Roles & permissions
LakeSail has three layers of access control. From broadest to narrowest:
| Layer | What it grants | Where it attaches |
|---|---|---|
| Organization roles | Permissions across the whole org | Member |
| Team roles | Permissions within one team's resources | Member, per team |
| Authorization policies | Specific permissions on specific resources | Member or team |
You don't have to use all three. Most orgs do all of their access control with org roles + team roles; policies are an escape hatch for one-off cases.
Organization roles
Organization roles are pre-defined permission bundles that apply across the entire organization. Examples include the admin role (full org control) and various scoped roles for specific functions. Browse the catalog at Settings → Roles → Organization Roles — you can read the role definitions and see what each one grants, but you can't create new ones; the role catalog is fixed by the platform.
Each organization role has an allTeams flag:
allTeams: false— the role grants org-wide permissions but doesn't add the member to teams. Useful for billing or audit roles that need to see but not own anything.allTeams: true— the role automatically adds members to every team in the org. This is how "Org Admin" works in practice — any member who holds it gets admin-level access to every team's resources without any per-team setup.
To assign an org role: open Settings → Members, click the member, and edit their org roles.
Team roles
Team roles are permission bundles that apply only inside one team. The same member can hold a different team role for each team they belong to — admin in data-eng, contributor in analytics, viewer in platform.
Like org roles, the team role catalog is fixed by the platform. Browse it at Settings → Roles → Team Roles.
Common team roles you'll see:
- An admin-style role — full control over the team's resources and membership.
- A contributor-style role — create, edit, and run resources owned by the team.
- A viewer-style role — read-only access.
To assign a team role: open the team, find the member, and pick the role.
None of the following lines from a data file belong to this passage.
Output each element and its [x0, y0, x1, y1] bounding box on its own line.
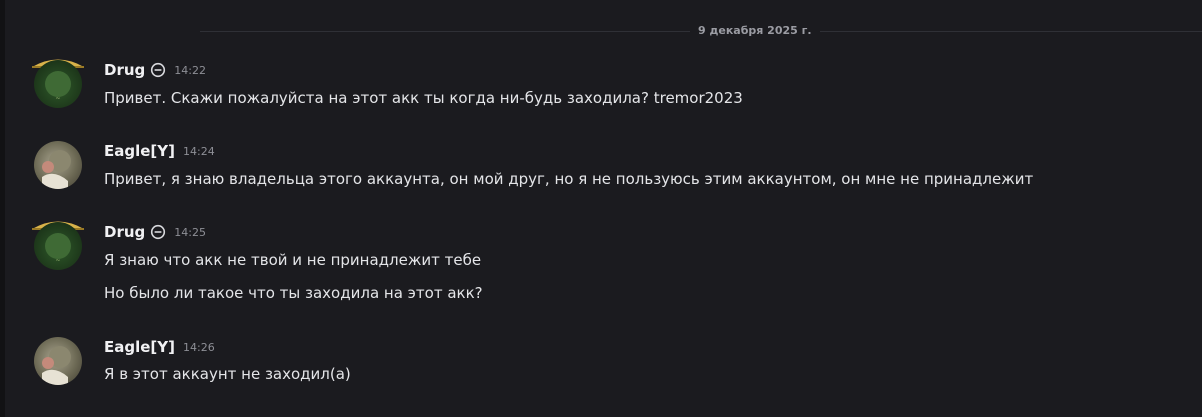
- message-text[interactable]: Я в этот аккаунт не заходил(а): [104, 364, 351, 384]
- timestamp[interactable]: 14:24: [183, 142, 215, 162]
- date-label: 9 декабря 2025 г.: [690, 24, 820, 38]
- timestamp[interactable]: 14:26: [183, 338, 215, 358]
- username[interactable]: Drug: [104, 60, 145, 80]
- username[interactable]: Eagle[Y]: [104, 337, 175, 357]
- do-not-disturb-icon: [151, 224, 166, 240]
- avatar[interactable]: ~: [34, 60, 82, 108]
- message-header: Eagle[Y] 14:26: [104, 337, 215, 357]
- message-text[interactable]: Я знаю что акк не твой и не принадлежит …: [104, 250, 481, 270]
- avatar[interactable]: [34, 141, 82, 189]
- svg-text:~: ~: [55, 95, 60, 102]
- chat-view: 9 декабря 2025 г. ~ Drug 14:22 Привет. С…: [0, 0, 1202, 417]
- date-divider: 9 декабря 2025 г.: [0, 24, 1202, 38]
- avatar[interactable]: ~: [34, 222, 82, 270]
- username[interactable]: Drug: [104, 222, 145, 242]
- timestamp[interactable]: 14:25: [174, 223, 206, 243]
- left-edge: [0, 0, 5, 417]
- message-text[interactable]: Привет, я знаю владельца этого аккаунта,…: [104, 169, 1033, 189]
- message-header: Drug 14:22: [104, 60, 206, 80]
- message-header: Drug 14:25: [104, 222, 206, 242]
- message-text[interactable]: Привет. Скажи пожалуйста на этот акк ты …: [104, 88, 743, 108]
- message-header: Eagle[Y] 14:24: [104, 141, 215, 161]
- message-text[interactable]: Но было ли такое что ты заходила на этот…: [104, 283, 483, 303]
- username[interactable]: Eagle[Y]: [104, 141, 175, 161]
- svg-text:~: ~: [55, 257, 60, 264]
- timestamp[interactable]: 14:22: [174, 61, 206, 81]
- avatar[interactable]: [34, 337, 82, 385]
- do-not-disturb-icon: [151, 62, 166, 78]
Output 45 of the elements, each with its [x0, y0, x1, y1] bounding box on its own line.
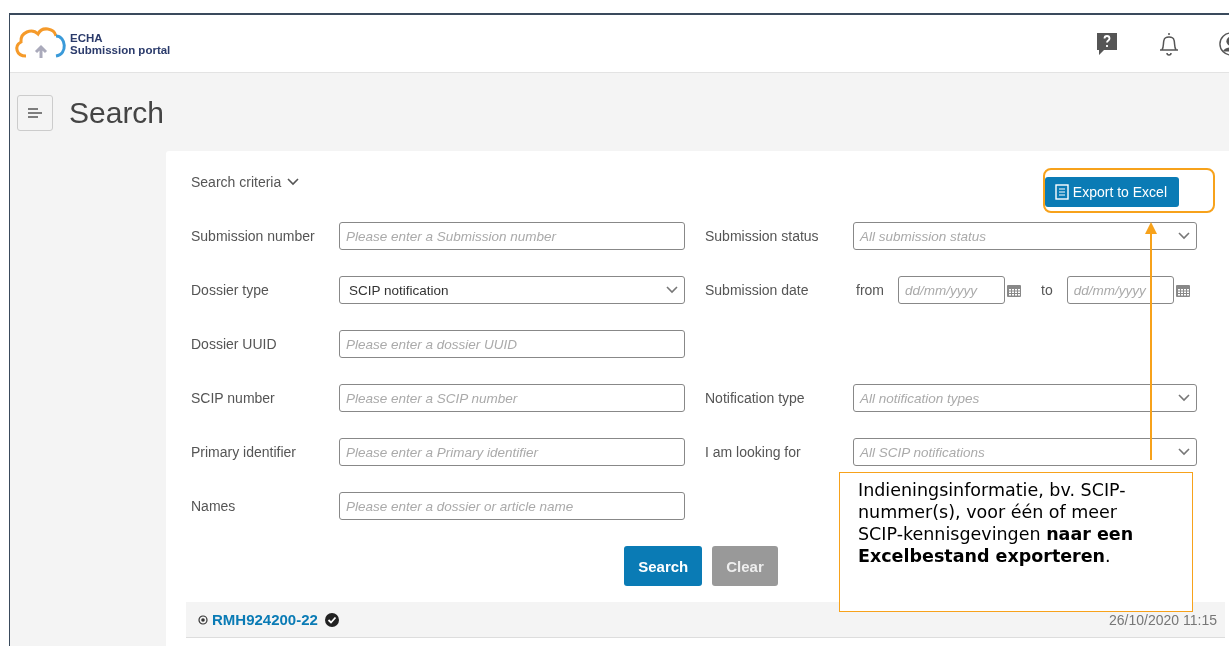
date-field[interactable]: dd/mm/yyyy	[898, 276, 1005, 304]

Choosing between org roles and team roles
A simple rule:
- Org role when the permission applies to the whole org regardless of which team you're looking at — billing, IdP setup, viewing audit logs, "admin everywhere."
- Team role when the permission is scoped to specific resources — managing prod jobs, running ETL, viewing analyst queries.
If you find yourself assigning an org role to most members "just so they can see things," prefer giving them a team role on the relevant team. Org roles should stay narrow.
Authorization policies
Authorization policies are the fine-grained escape hatch. A policy is a list of specific permissions granted to a specific principal (a member or a team).
Each permission is a relation like CanManageUsers, attached to a resource type (organization, team, etc.). The set of available permissions is published at the Permissions endpoint (/auth/permissions); each one carries a description and the resource types it applies to.
Use a policy when:
- You need to grant exactly one permission to one person without elevating their role.
- You need to grant access to a single resource (a specific job or catalog) without making someone a team member.
- A role doesn't include a permission you need, or includes permissions you don't want to grant.
Manage policies at Settings → Authorization Policies (or the per-resource policy controls). Each principal has at most one organization-level policy; updating it replaces the existing list of permissions.
Use sparingly
Policies are powerful but hard to audit. A reviewer asking "who can manage users?" can scan org-role assignments quickly; finding answers across hundreds of policy records is slow. Prefer roles when the bundle of permissions you'd grant matches a role.
How permissions actually resolve
When a member tries to do something, LakeSail checks each layer:
- Does any organization role the member holds grant this permission?
- For team-scoped resources, does any team role the member holds on the relevant team grant this permission?
- Does an authorization policy for this member (or for a team they're on) explicitly grant this permission, possibly on this specific resource?
If any layer says yes, the action is allowed. There's no explicit deny — removing a permission means removing it from every layer that granted it.
Reviewing access
For routine access reviews:
- Who can do what at the org level? Open Settings → Members and group by org role.
- Who can do what to a specific resource? Open the resource and check the owning team's membership, plus any shared teams' membership, plus any direct policies.
- What does this role actually grant? Open the role detail page; the permission bundle is shown.
If you find that the same person holds inconsistent levels of access via different paths (e.g. team role says read, policy says write), simplify by removing the redundant grant — keep one source of truth per permission.
Configuring SSO group → role mapping
If you connect an identity provider with group claims, group memberships from your IdP can map onto LakeSail org roles or team memberships.
This is the cleanest pattern for larger organizations: define groups in your IdP (Okta, Entra ID, Google Workspace), map them to LakeSail roles, and let the IdP be the source of truth for who's on what team.
API reference
- Roles — list and describe organization and team roles.
- Authorization Policies —
PutOrganizationPolicy,DescribeOrganizationPolicy,DeleteOrganizationPolicyfor fine-grained grants. - Authentication —
ListPermissionsfor the catalog of available permission relations.